Wanting this is the root cause of most of Microsoft's miss-steps in the last decade. We'll know if the company has a future fairly soon. If the incoming boss doesn't pretty much reverse the policy then they are doomed.
That's not because they couldn't be a player in that market. It's because all their attempts so far seem to have involved walking away from (alienating) the desktop market. That's just daft. There's an ad going round for Microsoft's CRM software that says it costs six times as much to get a new customer as to retain an old one. Why are they walking away from the biggest monopoly in the industry to try to steal customers from their two richest competitors?
>Why are they walking away from the biggest monopoly in the industry to try to steal customers from their two richest competitors?
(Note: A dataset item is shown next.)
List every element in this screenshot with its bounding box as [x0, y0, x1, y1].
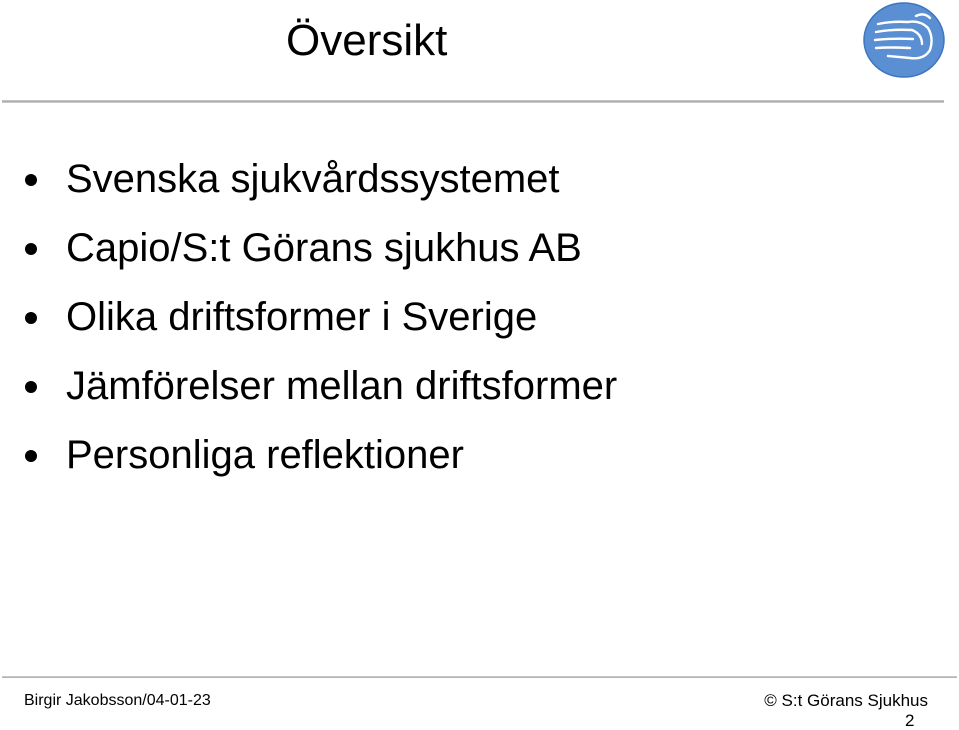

Court order? They are a convicted monopolist that bought their way out of the trouble with political donations once but that doesn't guarantee they can do it again if they abuse their monopoly (ie force their products, not allow their competitors products on the desktop for example).
word of the day: September 23, 2009
A non-existent word coined by corporate advertising, marketing and business drones to make their work sound far more useful, exciting and beneficial to humanity than it really is.
That's what I thought.
Yes asdf, I was thinking the same. The people appointed to the positions will have just enough time to sit their backsides into their respective chairs before the next CEO comes along and "dynamically reinvigorates emergent synergies" by, erm, shuffling around the management positions .
Advanced strategy - yeah, like let's do in 5 clicks what used to take 1.
Using "advanced strategy" and MS in the same article is an oxymoron, emphasis on the 'moron.'
I'm designing a special room in Hell for all MS employees, especially the Windows 8 designers - I'm sure they'll find it less than "charming."